That's one way of putting it. Ballmer certainly has not only opposed but laughed at the move to handsets. But the trouble goes deeper still - to the very heart of what's wrong with Microsoft.

Microsoft are the bullies of the Wild West of software engineering for personal computing. They really didn't have a clue in the beginning. Gates and Paul Allen decided to take a chance on the Altair and set up shop in Albuquerque atop a cathouse after dropping out of Harvard. Gates got a flashy new sports car to race about town - got it from his father. Self-made indeed. Allen got a gig with the Altair people; Gates stayed in the offices upstairs from the brothel. They'd contributed code for a BASIC interpreter to be used with the Altair.

Microsoft later moved to a high rise in Seattle. They were approached by secretive representatives of IBM who were looking for an operating system for a coming replacement for the industry standard CP/M architecture. Gates fancied himself as the provider of development tools, not operating systems. He sent the IBM guys to meet Gary Kildall. Things didn't work out with Kildall, so Gates promised IBM he'd look around for an operating system.

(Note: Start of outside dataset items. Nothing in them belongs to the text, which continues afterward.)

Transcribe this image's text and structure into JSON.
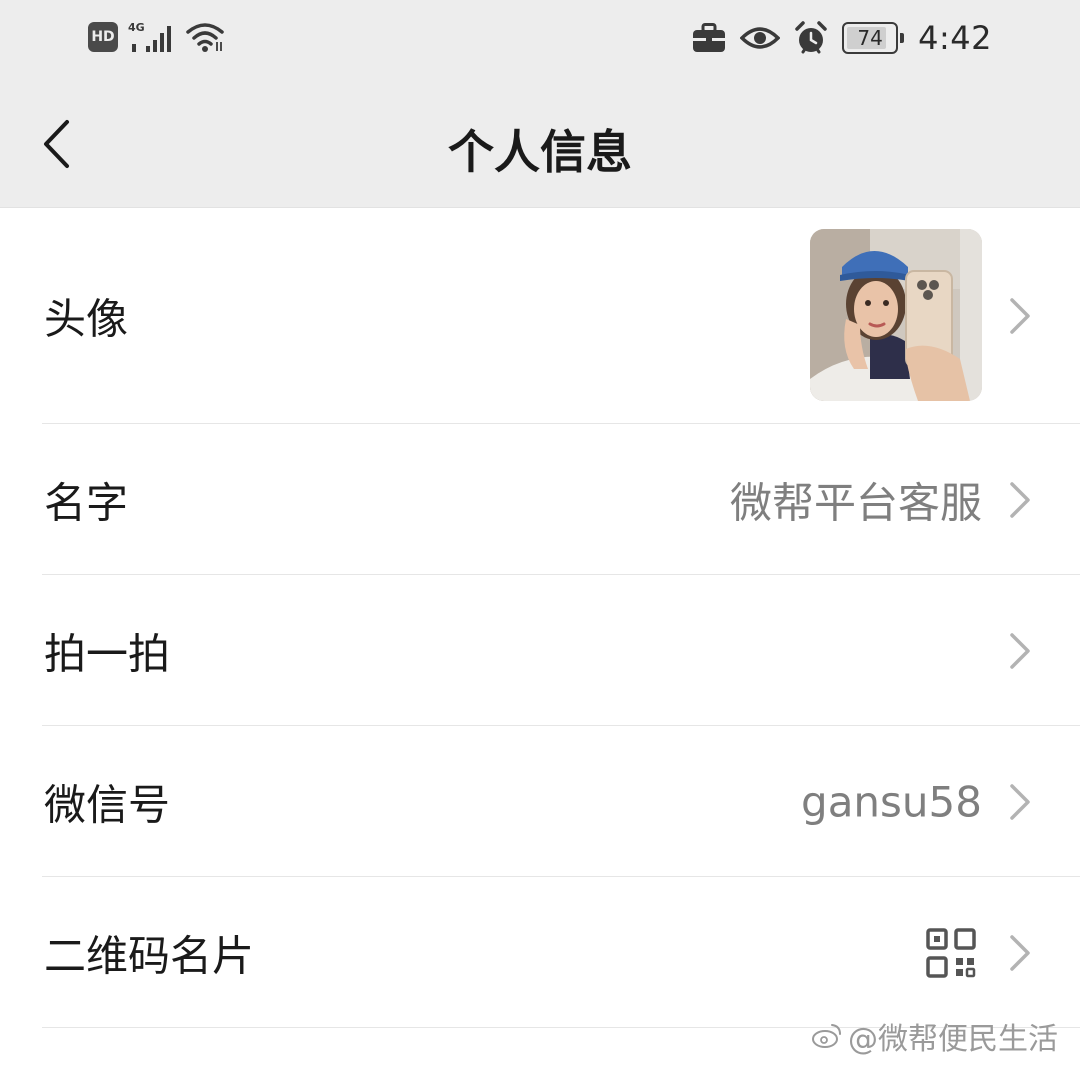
{
  "status_bar": {
    "network_badge": "HD",
    "network_type": "4G",
    "battery_level": "74",
    "time": "4:42",
    "icons": [
      "hd-icon",
      "signal-icon",
      "wifi-icon",
      "briefcase-icon",
      "eye-icon",
      "alarm-icon",
      "battery-icon"
    ]
  },
  "header": {
    "title": "个人信息"
  },
  "rows": [
    {
      "label": "头像",
      "type": "avatar"
    },
    {
      "label": "名字",
      "value": "微帮平台客服"
    },
    {
      "label": "拍一拍",
      "value": ""
    },
    {
      "label": "微信号",
      "value": "gansu58"
    },
    {
      "label": "二维码名片",
      "type": "qr"
    }
  ],
  "watermark": {
    "text": "@微帮便民生活"
  },
  "colors": {
    "header_bg": "#ededed",
    "body_bg": "#ffffff",
    "value_text": "#7f7f7f",
    "divider": "#e6e6e6"
  }
}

Gates found the operating system in one Tim Paterson who'd cross-assembled something he called 'Quick and Dirty Operating System' for the Intel 8086 processor, a fully 16-bit CPU with both 16-bit registers and 16-bit buses. Gates made Paterson a deal. Paterson had such great ideas for his unfinished OS, many of which were later incorporated into the DR-DOS taken over by Novell, things like multiple users, secure user accounts, and multitasking. But Gates wasn't interested in that. He told Paterson he had a small time client who wanted the system and was prepared to pay $50,000 for it 'as is'. Paterson took the bait, only to find out later who that client was: IBM. And so Paterson sued Gates, and Gates settled out of court for $400,000 and a position at 'MicroSoft'.

Gates was a lucky bastard. He somehow got IBM to agree to a nonexclusive agreement which gave Gates the right to continue to use Paterson's code on his own. This is where the money came from. The funny thing is that a lot of the early Microsoft ads said 'after all, we wrote the operating system' when of course they'd done nothing of the kind. The world was only beginning to learn how Gates and his company were going to bully the burgeoning PC software industry.

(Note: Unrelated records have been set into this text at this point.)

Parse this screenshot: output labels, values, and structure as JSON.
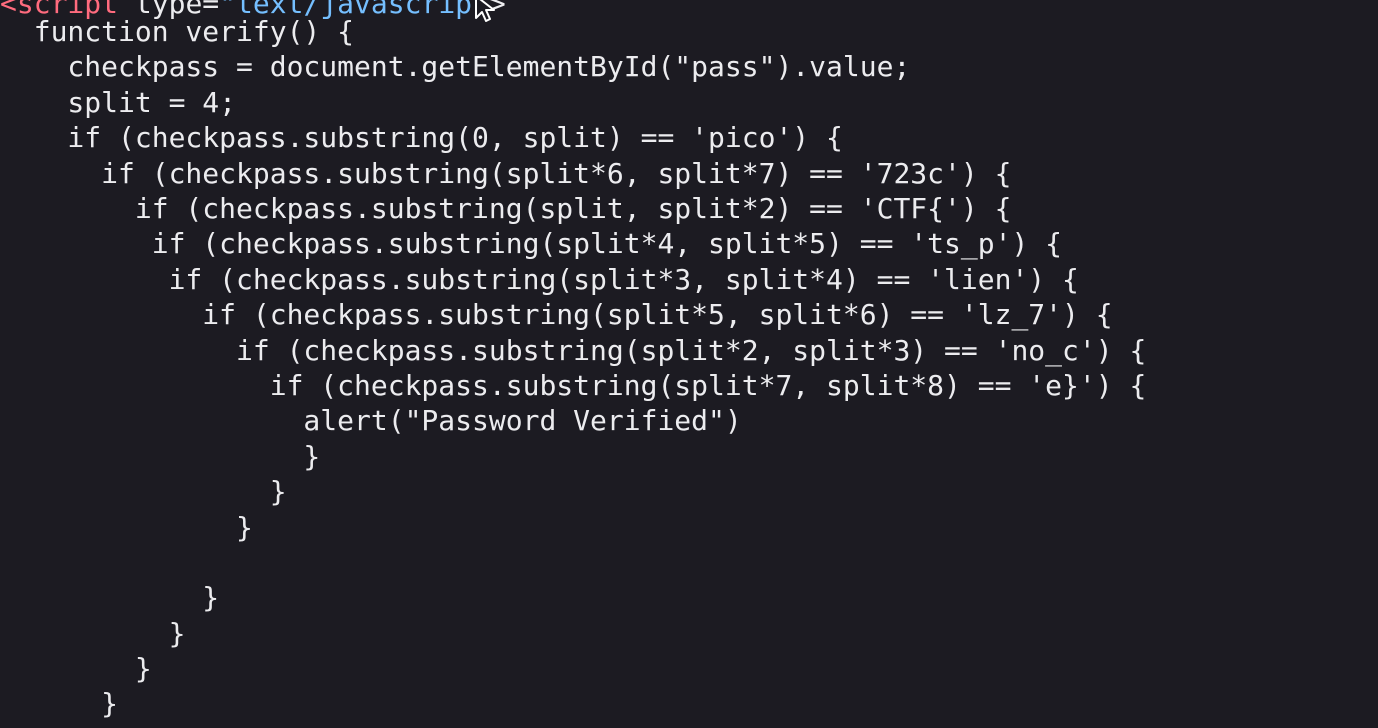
{
  "source_view": {
    "script_tag": {
      "open": "<",
      "name": "script",
      "attr": " type=",
      "value": "\"text/javascrip",
      "close": " >"
    },
    "lines": [
      "  function verify() {",
      "    checkpass = document.getElementById(\"pass\").value;",
      "    split = 4;",
      "    if (checkpass.substring(0, split) == 'pico') {",
      "      if (checkpass.substring(split*6, split*7) == '723c') {",
      "        if (checkpass.substring(split, split*2) == 'CTF{') {",
      "         if (checkpass.substring(split*4, split*5) == 'ts_p') {",
      "          if (checkpass.substring(split*3, split*4) == 'lien') {",
      "            if (checkpass.substring(split*5, split*6) == 'lz_7') {",
      "              if (checkpass.substring(split*2, split*3) == 'no_c') {",
      "                if (checkpass.substring(split*7, split*8) == 'e}') {",
      "                  alert(\"Password Verified\")",
      "                  }",
      "                }",
      "              }",
      "",
      "            }",
      "          }",
      "        }",
      "      }",
      "    }"
    ]
  },
  "colors": {
    "background": "#1c1b22",
    "text": "#ececef",
    "tag": "#ff6b7e",
    "attribute_value": "#75bfff"
  },
  "icons": {
    "cursor": "mouse-pointer-icon"
  }
}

And everything was hunky-dory until Comdex 1983 when Gates was upstaged by VisiCorp who showed off a graphical user interface for the IBM PC. Gates pulled off one of the biggest bluffs of his career, heckling the VisiCorp demo and closing his own MicroSoft exhibit 'in protest' at the 'unethical' VisiCorp who dared show a product that wasn't at all ready for market. For he, Bill Gates, had a similar product under development at MicroSoft, and they'd come a lot further than VisiCorp, but they certainly weren't going to pester the market until they were ready to release their product.

And Gates, in a flurry, returned to Seattle where he called an emergency board meeting to tell the directors of the threat he'd seen at Comdex. And Windows was born.

What puzzled the pundits was why it took Microsoft so long to get their Windows to market when they'd been in development since way before 1983. The simple truth was that the Windows project began after Comdex, not before it. Finally released in December 1985 to less than rave reviews, Windows 1.02 was an abortion. Ballmer's infamous 'used car salesman' ad, probably more of a joke than a serious promo, has gone to history because it shows how ridiculous the Microsoft product was.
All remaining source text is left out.